Single-Light-Pulse Driven Compact Atom Interferometry with Measurement Induced Large Momentum Transfer

Abstract

We propose a fundamentally new design strategy of light-pulsed atom interferometry (LPAI) with a single atomic beam splitter. A traditional $π/2$-pulse Raman beam is employed to render a small momentum transfer at the initial state. After a short period of evolution during which physical relevant information can be loaded, a quantum weak measurement is applied to the internal state of the atoms. The final information will be detected from the transmission spectrum of a probe light to obviate the measurement of florescence signal.

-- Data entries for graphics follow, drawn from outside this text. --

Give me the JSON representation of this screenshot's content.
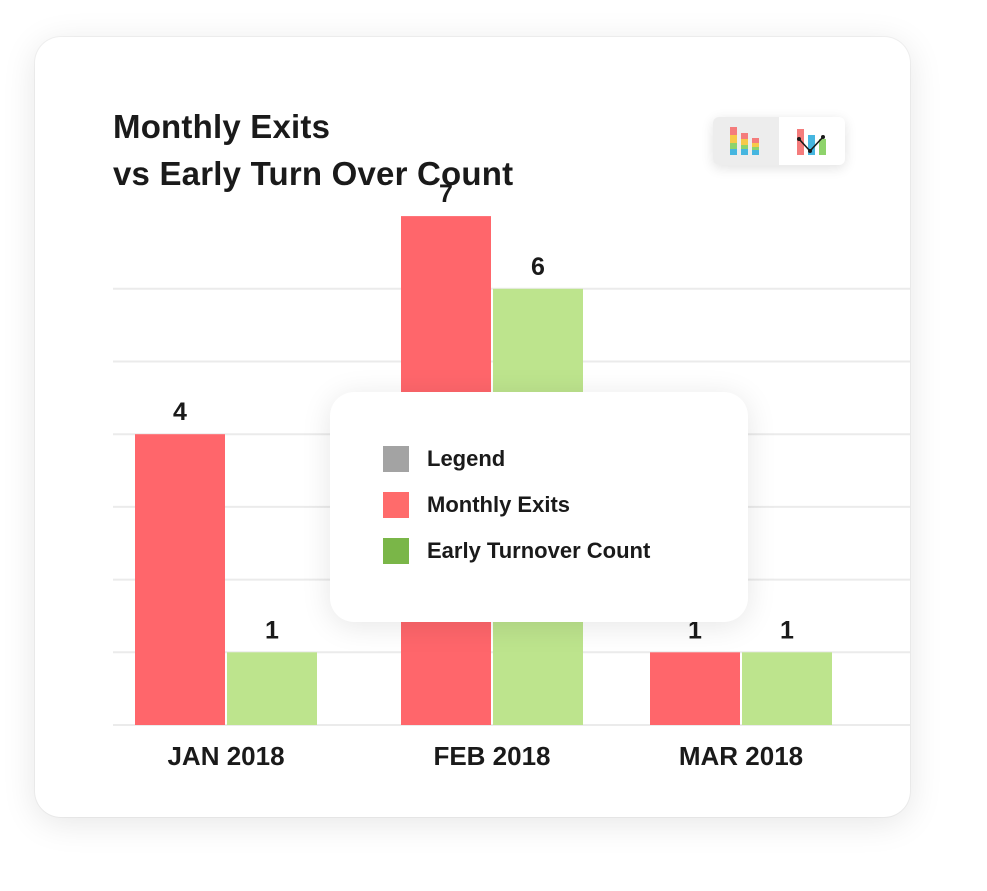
{
  "title_lines": [
    "Monthly Exits",
    "vs Early Turn Over Count"
  ],
  "switcher": {
    "buttons": [
      {
        "icon": "stacked-bar-chart-icon",
        "active": true
      },
      {
        "icon": "bar-line-combo-chart-icon",
        "active": false
      }
    ]
  },
  "legend": {
    "items": [
      {
        "label": "Legend",
        "color": "#a3a3a3"
      },
      {
        "label": "Monthly Exits",
        "color": "#ff6b6b"
      },
      {
        "label": "Early Turnover Count",
        "color": "#7ab648"
      }
    ]
  },
  "chart_data": {
    "type": "bar",
    "title": "Monthly Exits vs Early Turn Over Count",
    "categories": [
      "JAN 2018",
      "FEB 2018",
      "MAR 2018"
    ],
    "series": [
      {
        "name": "Monthly Exits",
        "values": [
          4,
          7,
          1
        ],
        "color": "#ff666b"
      },
      {
        "name": "Early Turnover Count",
        "values": [
          1,
          6,
          1
        ],
        "color": "#bde48d"
      }
    ],
    "ylim": [
      0,
      7
    ],
    "grid": true,
    "legend_position": "center"
  }
}
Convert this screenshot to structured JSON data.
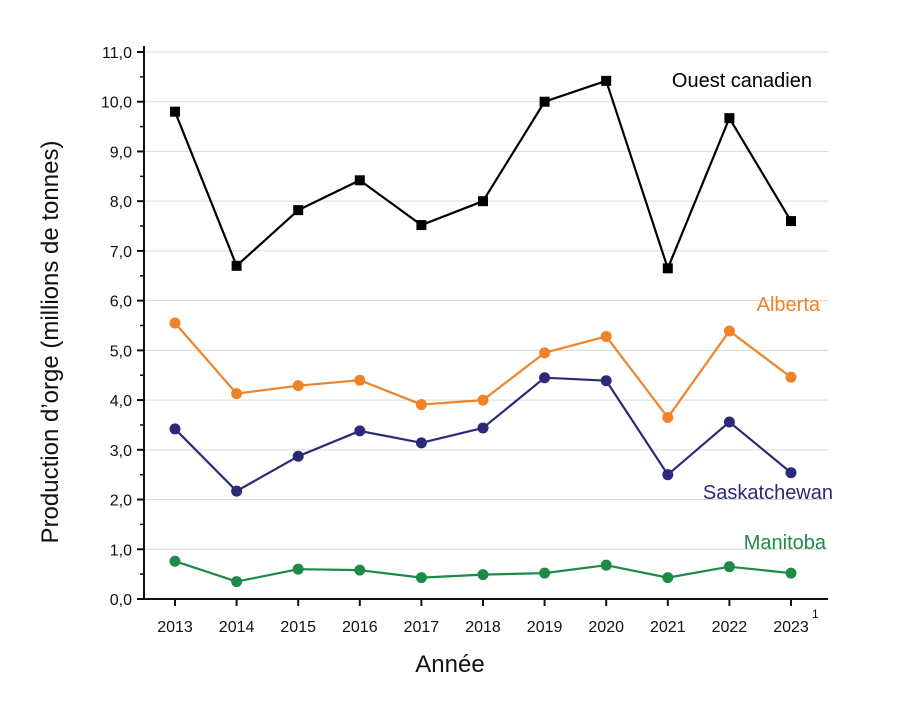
{
  "chart_data": {
    "type": "line",
    "title": "",
    "xlabel": "Année",
    "ylabel": "Production d’orge (millions de tonnes)",
    "categories": [
      "2013",
      "2014",
      "2015",
      "2016",
      "2017",
      "2018",
      "2019",
      "2020",
      "2021",
      "2022",
      "2023"
    ],
    "last_category_footnote": "1",
    "ylim": [
      0,
      11
    ],
    "yticks": [
      "0,0",
      "1,0",
      "2,0",
      "3,0",
      "4,0",
      "5,0",
      "6,0",
      "7,0",
      "8,0",
      "9,0",
      "10,0",
      "11,0"
    ],
    "grid": true,
    "legend": "inline labels",
    "series": [
      {
        "name": "Ouest canadien",
        "color": "#000000",
        "marker": "square",
        "values": [
          9.8,
          6.7,
          7.82,
          8.42,
          7.52,
          8.0,
          10.0,
          10.42,
          6.65,
          9.67,
          7.6
        ]
      },
      {
        "name": "Alberta",
        "color": "#f0822a",
        "marker": "circle",
        "values": [
          5.55,
          4.13,
          4.29,
          4.4,
          3.91,
          4.0,
          4.95,
          5.28,
          3.65,
          5.39,
          4.46
        ]
      },
      {
        "name": "Saskatchewan",
        "color": "#2a2a78",
        "marker": "circle",
        "values": [
          3.42,
          2.17,
          2.87,
          3.38,
          3.14,
          3.44,
          4.45,
          4.39,
          2.5,
          3.56,
          2.54
        ]
      },
      {
        "name": "Manitoba",
        "color": "#1d8a48",
        "marker": "circle",
        "values": [
          0.76,
          0.35,
          0.6,
          0.58,
          0.43,
          0.49,
          0.52,
          0.68,
          0.43,
          0.65,
          0.52
        ]
      }
    ]
  }
}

An effective amplification of the order of $10^3$ about the momentum offset is achieved in our simulation employing $Cs$ atoms with current experimental condition. Our proposal offers a cost-effective, high-accuracy measurement and readout strategy for LPAI. Furthermore, the strategy makes the physical setup much simpler and more compact offering new direction towards portable sensitive LPAI.

Figures (5)

• Figure 1: Experiment scheme. (a) Energy level diagram of experiment scheme. (b) Laser timing diagram of Ramam light and probe light. (c)-(e) Evolution of state vector in Bloch sphere, the red arrow represents the state vector, and the blue arrow represents the post-selection state.
• Figure 2: Asymmetric interference of momentum wave packets of cesium atoms at $1\mathrm{K}$. The symmetric (red), asymmetric (blue) parts and total (black) of the post-selection. The centroid of the wave packet is significantly shifted. ($\theta=\pi /4-\pi /1000$ and $\phi=0.03$)
• Figure 3: Transmission spectrum of probe light considering the Doppler effect. (a) Normalized heat map of Doppler effect with laser frequency detuning $\delta$ and post-selection parameters $\phi$. (b) Transmission spectrum with different post-selection parameters, red dotted line for $\phi=0.0005$, black solid line for $\phi=0.02$, and blue dotted line for $\phi=0.03$. The temperature $T=1K$ and $\theta=\pi /4-\pi /1000$.
• Figure 4: Results of simulation. (a) Normalized heat map of transmission spectrum of probe light with laser frequency detuning $\delta$ and post-selection parameters $\phi$. (b) Transmission spectrum with different post-selection parameters, red dotted line for $\phi=0.0005$, black solid line for $\phi=0.02$, and blue dotted line for $\phi=0.03$. (c) Relationship between spectral centroid offset (compared to frequency detuning $\delta$) and $\phi$. The temperature $T=1K$ and $\theta=\pi /4-\pi /1000$.
• Figure 5: Results of simulation. (a) Interference fringes of traditional atom interferometry adding white noise. (b) Centroid of spectrum of compact LPAI adding white noise. The signal-to-noise ratios of the two simulation scenarios are the same.